Because of your background, you have had sufficient exposure to the need to face and deal with problems in a more civilized way. Notwithstanding that, you acted like an uncivilized person. Your actions clearly went against the character and traits of a Christian. Having come to Wewak and dealing with a lot of your kind of conduct and the prevalence of this offence, I note that this offence is on the increase and is very prevalent. Therefore, the sentences have to be increased with a view to deterring others from committing similar offences.


In these circumstances, I consider a sentence up to the maximum prescribed sentence of 7 years is called for. However, because of your guilty plea and your parents having paid compensation, which has restored the broken relations between yours and the victim's side, I will have that reduced to 4 years.
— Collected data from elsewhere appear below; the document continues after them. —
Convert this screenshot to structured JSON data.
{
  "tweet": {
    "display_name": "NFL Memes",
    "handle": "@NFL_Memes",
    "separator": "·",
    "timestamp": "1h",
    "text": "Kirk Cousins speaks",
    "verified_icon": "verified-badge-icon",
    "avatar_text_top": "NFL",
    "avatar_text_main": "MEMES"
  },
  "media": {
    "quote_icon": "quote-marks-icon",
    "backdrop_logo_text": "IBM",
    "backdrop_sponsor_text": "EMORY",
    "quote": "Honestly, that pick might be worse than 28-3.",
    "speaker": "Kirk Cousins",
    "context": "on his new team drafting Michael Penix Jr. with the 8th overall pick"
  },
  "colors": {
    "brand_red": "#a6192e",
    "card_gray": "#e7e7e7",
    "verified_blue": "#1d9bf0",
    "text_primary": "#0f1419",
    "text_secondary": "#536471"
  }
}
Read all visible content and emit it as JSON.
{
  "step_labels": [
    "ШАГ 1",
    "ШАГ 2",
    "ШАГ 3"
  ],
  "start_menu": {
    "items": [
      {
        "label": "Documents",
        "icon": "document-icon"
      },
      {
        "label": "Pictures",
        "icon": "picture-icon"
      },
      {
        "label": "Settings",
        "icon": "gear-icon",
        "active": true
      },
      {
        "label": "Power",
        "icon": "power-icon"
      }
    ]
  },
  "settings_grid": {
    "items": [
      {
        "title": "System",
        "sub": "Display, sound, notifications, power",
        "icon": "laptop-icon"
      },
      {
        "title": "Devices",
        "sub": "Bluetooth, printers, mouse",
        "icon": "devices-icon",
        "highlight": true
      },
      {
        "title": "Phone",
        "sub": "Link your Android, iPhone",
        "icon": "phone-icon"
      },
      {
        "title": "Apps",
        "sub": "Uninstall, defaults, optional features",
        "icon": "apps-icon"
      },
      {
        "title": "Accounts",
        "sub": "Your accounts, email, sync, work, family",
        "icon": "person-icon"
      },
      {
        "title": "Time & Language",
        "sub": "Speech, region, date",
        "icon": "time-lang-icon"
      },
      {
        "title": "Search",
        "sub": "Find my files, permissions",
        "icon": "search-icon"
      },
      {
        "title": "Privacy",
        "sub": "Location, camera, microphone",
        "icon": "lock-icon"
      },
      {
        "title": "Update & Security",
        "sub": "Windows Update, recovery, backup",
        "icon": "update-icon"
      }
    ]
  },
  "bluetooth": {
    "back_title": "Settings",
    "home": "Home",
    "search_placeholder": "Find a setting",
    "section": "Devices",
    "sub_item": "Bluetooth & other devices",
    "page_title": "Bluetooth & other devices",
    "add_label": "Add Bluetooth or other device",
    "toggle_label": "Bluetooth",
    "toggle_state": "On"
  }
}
I have considered suspension of either the whole or part of the sentence and have decided against suspension. The reason for this is simple. Firstly, the pre-sentence report does not provide sufficient information as to the kind of conditions the Court should impose, who will ensure your compliance with any conditions the Court might impose and enforce any default and such other details. Secondly, you are an adult being 19 years of age where suspension is not necessarily a readily available option except in exceptional circumstances. You have not demonstrated an exceptional case for suspension of either the whole or part of it. You pleaded your family background and needs. However, as the Supreme Court said repeatedly, as in the case of Allan Peter Utieng v The State, (Unreported judgement delivered in Wewak on 23/11/00) SCR 15 of 2000), you should have considered this before committing the offence. Therefore, they do not serve any exceptional circumstances or good basis to either excuse you from criminal responsibility or reduce it. Thirdly, the compensation already paid only reduces the sentence you should receive but does not and should not be a substitute for criminal punishment. This is to avoid the risk of giving the impression that such a violent person like you can escape a severe and appropriate penalty by paying his way out.


Of the 4 years head sentences, I order a deduction of the period you have already spent in custody leaving you with the balance to serve in hard labour at the Boram Correction Services. A warrant of Commitment in those terms shall issue forthwith.


Lawyers for the State: Public Prosecutor.
Lawyers for the accused: Public Solicitor.